In El Paso, TX, the local community foundation purchased a for-profit news website in 2009, intending to set it up as an independent nonprofit. After running into IRS delays, the group shut the site down last year.
And in Santa Barbara, CA, Mission & State, an investigative and longform news site, launched with support from the Knight Foundation and the Santa Barbara Foundation. Last year, the foundation decided to contract out management of Mission & State to Noozhawk, a for-profit local news site. Many in the community, including Noozhawk’s local media competitors, objected, and in July the foundation pulled the plug on Mission & State.
“Community ownership” also holds the potential for organizational conflict. If Burnham succeeds, the U-T’s nonprofit owner will likely have a board made up of some of the pillars of San Diego’s business community—in that respect, people a lot like Doug Manchester, the current owner. These board members might have conflicting interests, or they might be united on matters that place them at odds with the U-T newsroom.

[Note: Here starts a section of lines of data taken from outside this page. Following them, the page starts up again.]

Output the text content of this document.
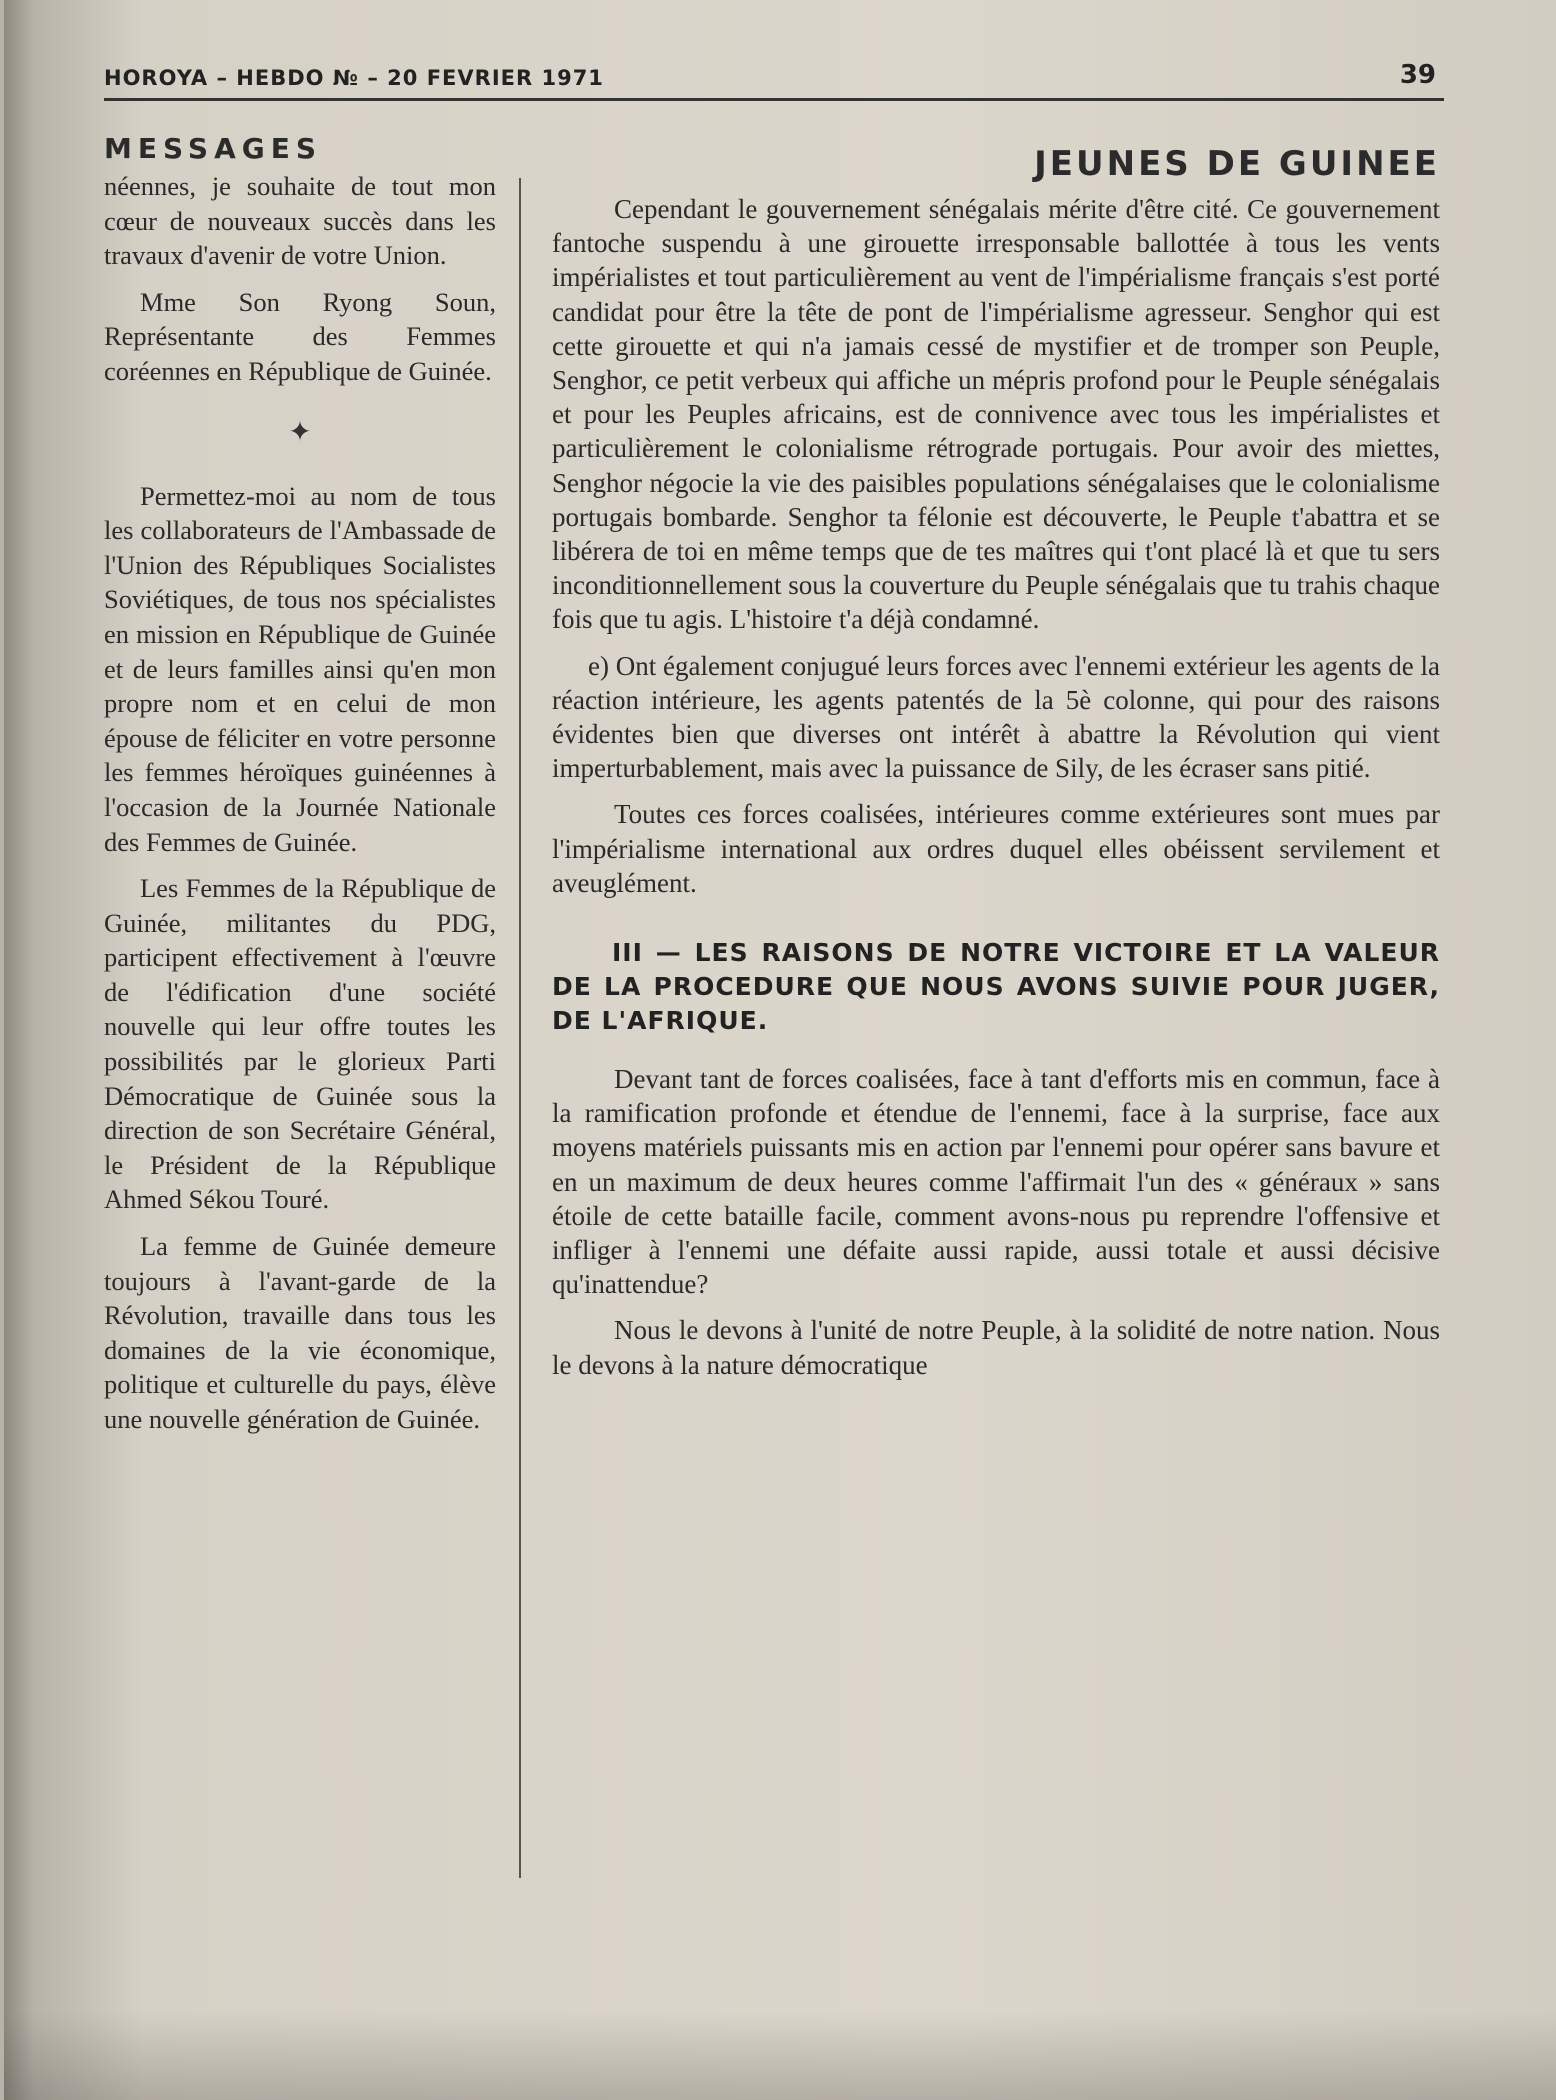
HOROYA – HEBDO № – 20 FEVRIER 1971	39
MESSAGES

néennes, je souhaite de tout mon cœur de nouveaux succès dans les travaux d'avenir de votre Union.

Mme Son Ryong Soun, Représentante des Femmes coréennes en République de Guinée.

✦

Permettez-moi au nom de tous les collaborateurs de l'Ambassade de l'Union des Républiques Socialistes Soviétiques, de tous nos spécialistes en mission en République de Guinée et de leurs familles ainsi qu'en mon propre nom et en celui de mon épouse de féliciter en votre personne les femmes héroïques guinéennes à l'occasion de la Journée Nationale des Femmes de Guinée.

Les Femmes de la République de Guinée, militantes du PDG, participent effectivement à l'œuvre de l'édification d'une société nouvelle qui leur offre toutes les possibilités par le glorieux Parti Démocratique de Guinée sous la direction de son Secrétaire Général, le Président de la République Ahmed Sékou Touré.

La femme de Guinée demeure toujours à l'avant-garde de la Révolution, travaille dans tous les domaines de la vie économique, politique et culturelle du pays, élève une nouvelle génération de Guinée.

JEUNES DE GUINEE

Cependant le gouvernement sénégalais mérite d'être cité. Ce gouvernement fantoche suspendu à une girouette irresponsable ballottée à tous les vents impérialistes et tout particulièrement au vent de l'impérialisme français s'est porté candidat pour être la tête de pont de l'impérialisme agresseur. Senghor qui est cette girouette et qui n'a jamais cessé de mystifier et de tromper son Peuple, Senghor, ce petit verbeux qui affiche un mépris profond pour le Peuple sénégalais et pour les Peuples africains, est de connivence avec tous les impérialistes et particulièrement le colonialisme rétrograde portugais. Pour avoir des miettes, Senghor négocie la vie des paisibles populations sénégalaises que le colonialisme portugais bombarde. Senghor ta félonie est découverte, le Peuple t'abattra et se libérera de toi en même temps que de tes maîtres qui t'ont placé là et que tu sers inconditionnellement sous la couverture du Peuple sénégalais que tu trahis chaque fois que tu agis. L'histoire t'a déjà condamné.

e) Ont également conjugué leurs forces avec l'ennemi extérieur les agents de la réaction intérieure, les agents patentés de la 5è colonne, qui pour des raisons évidentes bien que diverses ont intérêt à abattre la Révolution qui vient imperturbablement, mais avec la puissance de Sily, de les écraser sans pitié.

Toutes ces forces coalisées, intérieures comme extérieures sont mues par l'impérialisme international aux ordres duquel elles obéissent servilement et aveuglément.

III — LES RAISONS DE NOTRE VICTOIRE ET LA VALEUR DE LA PROCEDURE QUE NOUS AVONS SUIVIE POUR JUGER, DE L'AFRIQUE.

Devant tant de forces coalisées, face à tant d'efforts mis en commun, face à la ramification profonde et étendue de l'ennemi, face à la surprise, face aux moyens matériels puissants mis en action par l'ennemi pour opérer sans bavure et en un maximum de deux heures comme l'affirmait l'un des « généraux » sans étoile de cette bataille facile, comment avons-nous pu reprendre l'offensive et infliger à l'ennemi une défaite aussi rapide, aussi totale et aussi décisive qu'inattendue?

Nous le devons à l'unité de notre Peuple, à la solidité de notre nation. Nous le devons à la nature démocratique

Kevin Davis, the CEO and executive director of the Investigative News Network, a consortium of more than 100 nonprofit news organizations, is skeptical of the idea of foundation ownership in San Diego. The IRS moves much faster on approving new media organizations than it did a few years ago, he said, and starting an independent nonprofit is the best way to prevent conflicts over governance.

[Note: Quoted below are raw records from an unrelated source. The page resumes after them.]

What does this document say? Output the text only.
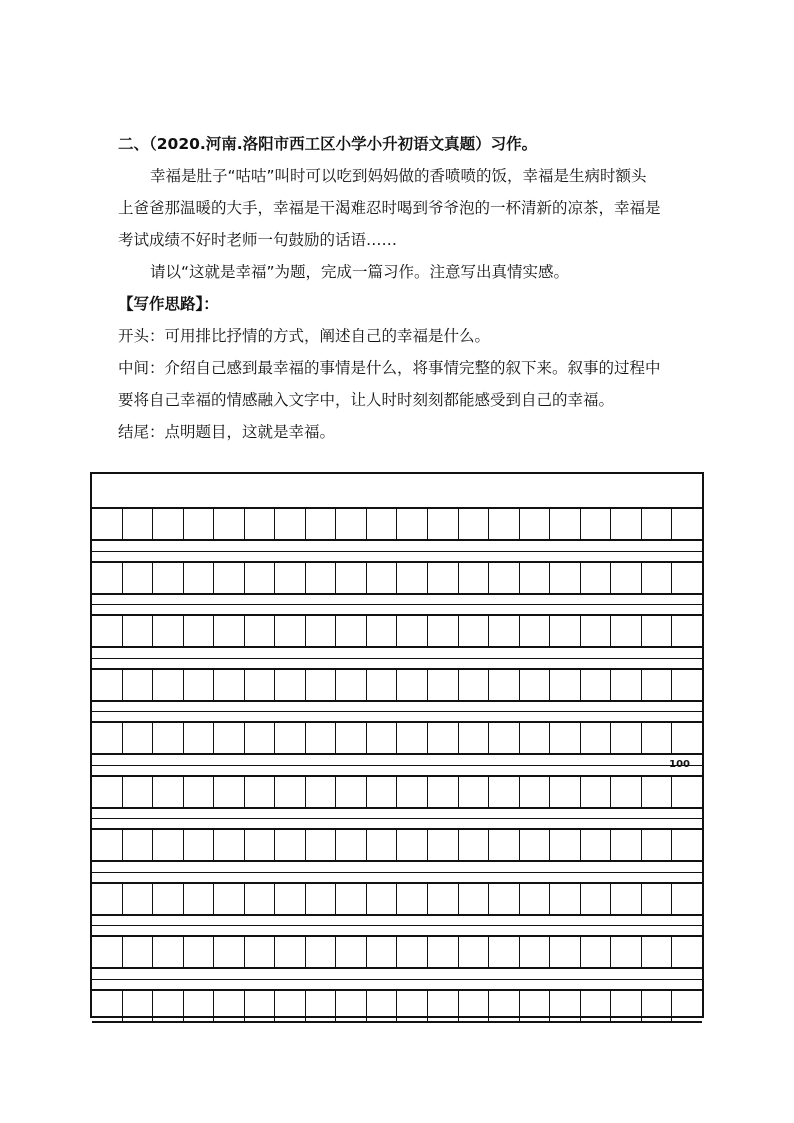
二、（2020.河南.洛阳市西工区小学小升初语文真题）习作。
幸福是肚子“咕咕”叫时可以吃到妈妈做的香喷喷的饭，幸福是生病时额头
上爸爸那温暖的大手，幸福是干渴难忍时喝到爷爷泡的一杯清新的凉茶，幸福是
考试成绩不好时老师一句鼓励的话语……
请以“这就是幸福”为题，完成一篇习作。注意写出真情实感。
【写作思路】：
开头：可用排比抒情的方式，阐述自己的幸福是什么。
中间：介绍自己感到最幸福的事情是什么，将事情完整的叙下来。叙事的过程中
要将自己幸福的情感融入文字中，让人时时刻刻都能感受到自己的幸福。
结尾：点明题目，这就是幸福。
100
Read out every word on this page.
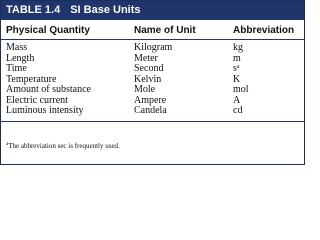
TABLE 1.4 SI Base Units
Physical Quantity	Name of Unit	Abbreviation
Mass	Kilogram	kg
Length	Meter	m
Time	Second	$s^a$
Temperature	Kelvin	K
Amount of substance	Mole	mol
Electric current	Ampere	A
Luminous intensity	Candela	cd
$^a$The abbreviation sec is frequently used.
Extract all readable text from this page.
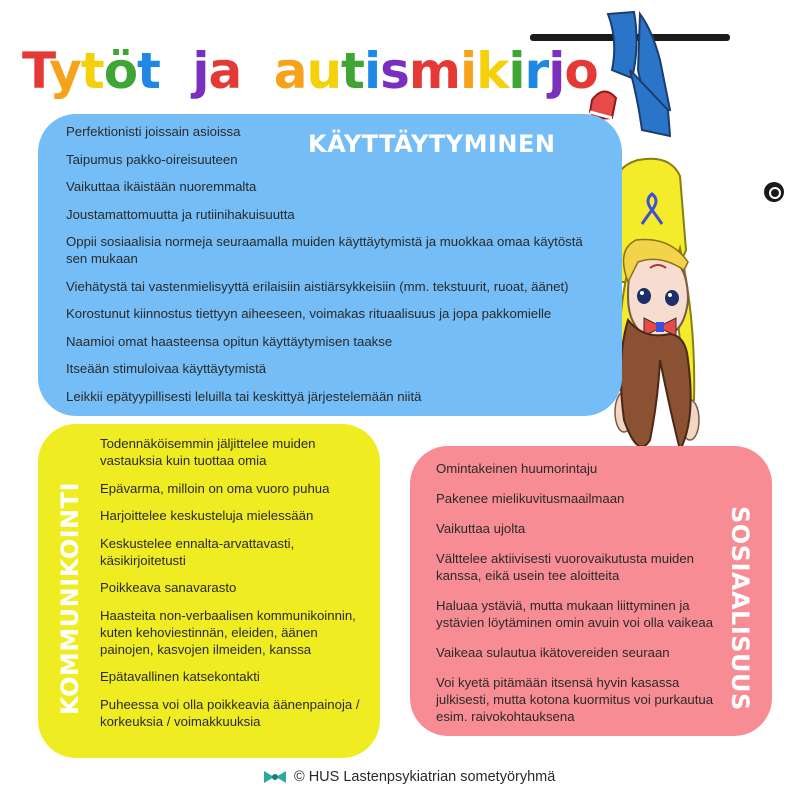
Tytöt ja autismikirjo
KÄYTTÄYTYMINEN
Perfektionisti joissain asioissa
Taipumus pakko-oireisuuteen
Vaikuttaa ikäistään nuoremmalta
Joustamattomuutta ja rutiinihakuisuutta
Oppii sosiaalisia normeja seuraamalla muiden käyttäytymistä ja muokkaa omaa käytöstä sen mukaan
Viehätystä tai vastenmielisyyttä erilaisiin aistiärsykkeisiin (mm. tekstuurit, ruoat, äänet)
Korostunut kiinnostus tiettyyn aiheeseen, voimakas rituaalisuus ja jopa pakkomielle
Naamioi omat haasteensa opitun käyttäytymisen taakse
Itseään stimuloivaa käyttäytymistä
Leikkii epätyypillisesti leluilla tai keskittyä järjestelemään niitä
KOMMUNIKOINTI
Todennäköisemmin jäljittelee muiden vastauksia kuin tuottaa omia
Epävarma, milloin on oma vuoro puhua
Harjoittelee keskusteluja mielessään
Keskustelee ennalta-arvattavasti, käsikirjoitetusti
Poikkeava sanavarasto
Haasteita non-verbaalisen kommunikoinnin, kuten kehoviestinnän, eleiden, äänen painojen, kasvojen ilmeiden, kanssa
Epätavallinen katsekontakti
Puheessa voi olla poikkeavia äänenpainoja / korkeuksia / voimakkuuksia
Omintakeinen huumorintaju
Pakenee mielikuvitusmaailmaan
Vaikuttaa ujolta
Välttelee aktiivisesti vuorovaikutusta muiden kanssa, eikä usein tee aloitteita
Haluaa ystäviä, mutta mukaan liittyminen ja ystävien löytäminen omin avuin voi olla vaikeaa
Vaikeaa sulautua ikätovereiden seuraan
Voi kyetä pitämään itsensä hyvin kasassa julkisesti, mutta kotona kuormitus voi purkautua esim. raivokohtauksena
SOSIAALISUUS
© HUS Lastenpsykiatrian sometyöryhmä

“If the intent is to make sure the community owns their newspaper and no one can sell it out from under them, and the motivations for how the paper is structured and the content that it has are community-driven and civic-minded, if I were asked I would probably advise they pursue their own nonprofit status, so they can maintain control,” Davis said. “Community foundations have not necessarily proven themselves yet to be effective stewards of these types of projects, in my opinion.”

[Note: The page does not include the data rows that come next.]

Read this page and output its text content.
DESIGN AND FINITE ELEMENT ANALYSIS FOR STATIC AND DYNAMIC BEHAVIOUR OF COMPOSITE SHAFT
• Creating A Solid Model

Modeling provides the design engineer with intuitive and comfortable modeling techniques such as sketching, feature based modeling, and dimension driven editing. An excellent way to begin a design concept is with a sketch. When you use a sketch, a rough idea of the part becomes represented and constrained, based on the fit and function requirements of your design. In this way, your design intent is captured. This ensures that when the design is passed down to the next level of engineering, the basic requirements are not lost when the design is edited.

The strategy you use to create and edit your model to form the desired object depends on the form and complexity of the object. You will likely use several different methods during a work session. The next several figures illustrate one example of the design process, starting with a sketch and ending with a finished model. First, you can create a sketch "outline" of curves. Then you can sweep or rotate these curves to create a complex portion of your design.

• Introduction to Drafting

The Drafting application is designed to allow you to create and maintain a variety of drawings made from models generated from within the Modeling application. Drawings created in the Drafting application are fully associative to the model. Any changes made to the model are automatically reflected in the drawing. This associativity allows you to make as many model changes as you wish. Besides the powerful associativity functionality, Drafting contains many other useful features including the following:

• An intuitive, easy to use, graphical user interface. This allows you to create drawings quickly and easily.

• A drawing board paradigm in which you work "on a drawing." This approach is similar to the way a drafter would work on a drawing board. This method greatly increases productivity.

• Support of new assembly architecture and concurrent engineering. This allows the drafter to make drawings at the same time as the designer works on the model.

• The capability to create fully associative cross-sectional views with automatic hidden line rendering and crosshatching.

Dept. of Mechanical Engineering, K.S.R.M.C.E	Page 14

And, of course, the U-T would still face the fundamental challenges of being a local newspaper—even one that’s now profitable—in the current media climate.
“The fact that a news organization is nonprofit doesn’t remove all the realities of being a community news organization from that entity,” said Eric Newton, a senior advisor at the Knight Foundation. “Nonprofit news organizations have to have excellent journalism, they have to have community engagement, and they have to have creative ways of getting new revenue streams, just like any for-profit news organization.”
Burnham is aware of these issues. He said there would be a “firewall” between the nonprofit owners and the for-profit newspaper, with no one allowed to serve both organizations and no pressure from ownership on editorial matters.
“I’m not an expert in this. I’m not going to run the paper,” he said. “We’re going to keep the professionals we’ve got and bring some new ones in.”
And if the journalism track record of community foundations is spotty, the record of most for-profit companies as newspaper owners over the past decade doesn’t offer much reason for confidence, either. Nonprofit ownership, might, at the very least, give the newspaper a little cushion as it tries to figure out the digital era.
“It’s an experiment,” said Newton. “That’s the thing about experiments: Experiments can fail. But it’s not really a failure if you learn something.”
* Correction: This sentence originally identified John Lynch as the paper’s CEO; he is the former chief executive.